Green Machine Sales LLC, Whitney Point, New York, has asked a North Carolina court to dismiss the lawsuit the company filed in the spring of 2019 against Plessisville, Quebec-based Machinex Industries Inc. and its North Carolina-based U.S. subsidiary, Machinex Technologies Inc. The request follows the U.S. Patent and Trademark Office (PTO) declaration that Green Machine’s U.S. Patent 9,950,346 (the ’346 patent) for its Green Eye Optical Sorter is invalid.
Chris Hawn, CEO of Machinex Technologies Inc., says he felt strongly that Machinex would prevail in the case. “We knew and felt strongly that the case was what it was,” he tells Recycling Today. “It was a shame to spend so much time and energy on it.”

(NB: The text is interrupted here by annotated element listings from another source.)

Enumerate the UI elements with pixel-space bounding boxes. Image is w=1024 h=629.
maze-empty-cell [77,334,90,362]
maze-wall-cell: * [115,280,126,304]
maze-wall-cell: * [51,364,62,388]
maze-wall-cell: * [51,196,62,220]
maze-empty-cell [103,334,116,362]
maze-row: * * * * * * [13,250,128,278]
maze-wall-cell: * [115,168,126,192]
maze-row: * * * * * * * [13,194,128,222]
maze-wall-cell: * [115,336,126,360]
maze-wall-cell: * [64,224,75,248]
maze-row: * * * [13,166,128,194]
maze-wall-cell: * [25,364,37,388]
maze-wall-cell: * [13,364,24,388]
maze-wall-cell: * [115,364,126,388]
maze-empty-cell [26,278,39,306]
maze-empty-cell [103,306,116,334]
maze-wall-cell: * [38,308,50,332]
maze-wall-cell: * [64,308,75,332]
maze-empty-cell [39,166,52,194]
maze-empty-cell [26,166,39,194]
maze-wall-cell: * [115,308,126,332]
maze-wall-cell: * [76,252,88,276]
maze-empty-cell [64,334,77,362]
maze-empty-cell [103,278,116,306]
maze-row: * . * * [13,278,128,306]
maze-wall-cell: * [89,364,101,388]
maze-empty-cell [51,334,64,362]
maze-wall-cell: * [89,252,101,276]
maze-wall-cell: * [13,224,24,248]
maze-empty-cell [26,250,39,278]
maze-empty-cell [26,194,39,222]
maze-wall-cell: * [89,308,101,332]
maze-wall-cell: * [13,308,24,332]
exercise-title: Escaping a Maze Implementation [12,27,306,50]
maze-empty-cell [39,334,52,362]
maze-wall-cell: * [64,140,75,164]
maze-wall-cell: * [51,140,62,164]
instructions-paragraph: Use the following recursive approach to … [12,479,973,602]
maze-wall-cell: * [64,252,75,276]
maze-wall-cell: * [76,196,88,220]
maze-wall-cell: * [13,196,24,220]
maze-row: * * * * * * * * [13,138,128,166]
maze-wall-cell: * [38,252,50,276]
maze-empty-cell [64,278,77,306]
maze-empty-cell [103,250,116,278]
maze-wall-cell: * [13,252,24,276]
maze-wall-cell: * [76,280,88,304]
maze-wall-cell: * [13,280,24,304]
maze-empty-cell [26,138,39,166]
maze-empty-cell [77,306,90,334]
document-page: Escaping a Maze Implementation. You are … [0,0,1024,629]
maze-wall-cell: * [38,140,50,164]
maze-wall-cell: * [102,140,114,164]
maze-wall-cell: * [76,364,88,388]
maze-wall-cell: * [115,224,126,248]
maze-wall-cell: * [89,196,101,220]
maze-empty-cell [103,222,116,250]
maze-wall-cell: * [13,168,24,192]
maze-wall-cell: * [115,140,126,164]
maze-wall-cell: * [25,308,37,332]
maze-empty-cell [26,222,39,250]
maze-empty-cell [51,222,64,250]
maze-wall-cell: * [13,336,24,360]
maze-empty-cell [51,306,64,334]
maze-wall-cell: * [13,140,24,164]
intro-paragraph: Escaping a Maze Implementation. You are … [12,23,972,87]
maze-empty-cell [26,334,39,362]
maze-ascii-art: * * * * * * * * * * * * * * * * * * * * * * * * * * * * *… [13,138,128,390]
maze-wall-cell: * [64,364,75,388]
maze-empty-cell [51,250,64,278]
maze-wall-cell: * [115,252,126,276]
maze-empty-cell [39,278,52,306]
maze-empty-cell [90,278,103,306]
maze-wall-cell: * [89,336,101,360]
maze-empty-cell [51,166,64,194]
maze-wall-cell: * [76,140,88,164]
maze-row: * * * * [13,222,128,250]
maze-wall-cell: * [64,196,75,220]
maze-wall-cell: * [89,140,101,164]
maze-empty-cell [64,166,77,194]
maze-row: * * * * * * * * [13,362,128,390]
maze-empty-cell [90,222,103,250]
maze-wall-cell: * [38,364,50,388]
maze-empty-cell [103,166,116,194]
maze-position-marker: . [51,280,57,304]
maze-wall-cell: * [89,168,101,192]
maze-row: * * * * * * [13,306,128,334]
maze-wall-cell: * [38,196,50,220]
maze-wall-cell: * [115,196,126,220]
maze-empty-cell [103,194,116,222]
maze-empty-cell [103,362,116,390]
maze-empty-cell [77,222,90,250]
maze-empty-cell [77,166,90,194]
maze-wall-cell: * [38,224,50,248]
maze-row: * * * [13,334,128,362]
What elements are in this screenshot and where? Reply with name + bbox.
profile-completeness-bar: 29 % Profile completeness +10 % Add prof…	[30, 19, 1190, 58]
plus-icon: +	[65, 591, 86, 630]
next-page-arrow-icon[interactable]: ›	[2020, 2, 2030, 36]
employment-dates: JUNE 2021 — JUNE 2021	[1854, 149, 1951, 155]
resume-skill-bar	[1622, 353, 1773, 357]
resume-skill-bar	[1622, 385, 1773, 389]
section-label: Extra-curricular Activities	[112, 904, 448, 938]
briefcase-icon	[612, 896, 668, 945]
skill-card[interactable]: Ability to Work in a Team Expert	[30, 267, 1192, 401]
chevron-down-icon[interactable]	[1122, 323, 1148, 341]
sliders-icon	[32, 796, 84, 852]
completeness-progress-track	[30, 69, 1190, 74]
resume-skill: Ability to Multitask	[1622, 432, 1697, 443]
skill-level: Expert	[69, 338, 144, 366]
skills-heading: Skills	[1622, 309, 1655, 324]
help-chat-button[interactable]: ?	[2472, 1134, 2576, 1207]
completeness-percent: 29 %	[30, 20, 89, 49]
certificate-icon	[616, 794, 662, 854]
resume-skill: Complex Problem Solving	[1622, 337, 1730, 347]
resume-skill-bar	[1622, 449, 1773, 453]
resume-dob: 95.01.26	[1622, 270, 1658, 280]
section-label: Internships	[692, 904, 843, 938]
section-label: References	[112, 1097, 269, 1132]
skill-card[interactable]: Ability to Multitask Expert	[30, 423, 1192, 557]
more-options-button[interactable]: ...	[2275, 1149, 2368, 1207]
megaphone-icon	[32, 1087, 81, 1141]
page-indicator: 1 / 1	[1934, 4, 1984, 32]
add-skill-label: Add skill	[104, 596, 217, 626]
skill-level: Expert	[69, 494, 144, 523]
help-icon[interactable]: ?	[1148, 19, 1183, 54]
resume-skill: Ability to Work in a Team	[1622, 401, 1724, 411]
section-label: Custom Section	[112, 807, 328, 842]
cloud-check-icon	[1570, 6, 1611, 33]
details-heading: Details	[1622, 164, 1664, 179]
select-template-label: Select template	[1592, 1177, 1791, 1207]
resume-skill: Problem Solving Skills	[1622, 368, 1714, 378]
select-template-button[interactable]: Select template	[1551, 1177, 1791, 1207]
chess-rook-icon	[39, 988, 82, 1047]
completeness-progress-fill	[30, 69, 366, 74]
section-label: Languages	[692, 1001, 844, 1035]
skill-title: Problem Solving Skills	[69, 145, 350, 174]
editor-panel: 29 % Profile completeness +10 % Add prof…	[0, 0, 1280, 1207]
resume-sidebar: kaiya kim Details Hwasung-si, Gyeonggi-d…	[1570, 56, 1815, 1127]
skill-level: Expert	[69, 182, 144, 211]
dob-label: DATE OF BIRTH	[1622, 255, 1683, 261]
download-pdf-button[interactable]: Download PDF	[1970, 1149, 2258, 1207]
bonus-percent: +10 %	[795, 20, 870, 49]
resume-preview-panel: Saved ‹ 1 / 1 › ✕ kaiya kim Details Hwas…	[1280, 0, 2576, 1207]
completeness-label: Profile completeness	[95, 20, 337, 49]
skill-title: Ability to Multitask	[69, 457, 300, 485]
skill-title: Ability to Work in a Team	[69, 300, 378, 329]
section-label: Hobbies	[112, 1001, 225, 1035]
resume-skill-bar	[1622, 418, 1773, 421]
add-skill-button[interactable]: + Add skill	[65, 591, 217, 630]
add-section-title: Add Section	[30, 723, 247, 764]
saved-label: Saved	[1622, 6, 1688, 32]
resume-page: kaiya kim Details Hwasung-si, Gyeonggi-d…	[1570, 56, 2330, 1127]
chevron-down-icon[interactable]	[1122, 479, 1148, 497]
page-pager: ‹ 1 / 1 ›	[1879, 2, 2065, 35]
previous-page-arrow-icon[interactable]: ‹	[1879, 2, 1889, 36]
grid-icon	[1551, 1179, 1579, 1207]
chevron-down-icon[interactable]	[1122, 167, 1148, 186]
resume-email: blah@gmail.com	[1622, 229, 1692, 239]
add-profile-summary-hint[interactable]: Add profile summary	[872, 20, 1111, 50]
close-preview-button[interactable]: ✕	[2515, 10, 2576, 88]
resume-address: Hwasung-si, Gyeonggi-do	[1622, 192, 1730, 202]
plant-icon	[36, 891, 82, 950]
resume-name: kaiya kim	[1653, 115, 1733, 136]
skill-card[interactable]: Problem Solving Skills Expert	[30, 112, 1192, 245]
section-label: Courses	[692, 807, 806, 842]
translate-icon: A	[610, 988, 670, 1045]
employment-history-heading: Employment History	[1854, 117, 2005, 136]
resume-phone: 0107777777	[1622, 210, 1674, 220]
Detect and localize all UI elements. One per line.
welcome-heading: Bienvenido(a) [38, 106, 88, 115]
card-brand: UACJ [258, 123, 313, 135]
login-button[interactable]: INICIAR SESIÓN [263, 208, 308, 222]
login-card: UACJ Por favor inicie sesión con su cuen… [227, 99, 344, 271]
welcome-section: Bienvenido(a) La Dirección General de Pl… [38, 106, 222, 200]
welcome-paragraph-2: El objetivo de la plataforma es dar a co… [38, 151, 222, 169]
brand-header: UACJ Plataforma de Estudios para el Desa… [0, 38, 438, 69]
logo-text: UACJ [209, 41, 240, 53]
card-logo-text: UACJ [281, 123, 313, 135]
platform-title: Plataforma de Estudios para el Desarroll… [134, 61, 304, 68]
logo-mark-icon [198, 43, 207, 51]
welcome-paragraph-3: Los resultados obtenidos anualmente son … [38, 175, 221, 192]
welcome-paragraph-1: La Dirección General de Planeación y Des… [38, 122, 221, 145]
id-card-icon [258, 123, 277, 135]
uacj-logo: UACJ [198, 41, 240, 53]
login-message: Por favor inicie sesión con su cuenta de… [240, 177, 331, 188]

Hawn adds, “We are moving forward.”
Machinex petitioned the PTO to review patent ’346, which was issued to JJG IP Holdings LLC of Hampstead, New Hampshire, April 24, 2018, after being filed April 23, 2014, and concerns a system for "the identification and separation of heterogeneous material, the system comprising: a hyperspectral identification system for capturing spectra of material; a computer receiving and analyzing data from the hyperspectral identification system and selecting desired materials from the heterogeneous materials; and an ejection system, whereby the desired materials are ejected from the system." The inventors are listed as John F. Green of Baldwinsville, New York, and Peter A. Mendre of Haverhill, Massachusetts.
The PTO’s Oct. 4 decision that invalidated Green Machine’s patent ’346 comes down to the existence of prior artwork, with the PTO concluding, “Weighing the evidence of the disclosure of the references, the competing testimony and the reasoning to combine the references, we determine that Petitioner has shown by a preponderance of the evidence that claims 1-16 of the '346 patent are unpatentable.”
In the Oct. 21 filing with the U.S. District Court for the Middle District Of North Carolina, JJG IP Holdings LLP and Green Machine Sales LLC say they “stipulate to the dismissal, with prejudice, of all claims asserted by the Plaintiffs against the Defendants, with each party bearing its own costs and attorney’s fees incurred in connection with the claims asserted.”
They add that they “further jointly stipulate to the dismissal, without prejudice, of all counterclaims asserted by the Defendants against the Plaintiffs, with each party bearing its own costs and attorney’s fees incurred in connection with the claims asserted.”
Green Machine did not return Recycling Today’s request for comment on the matter.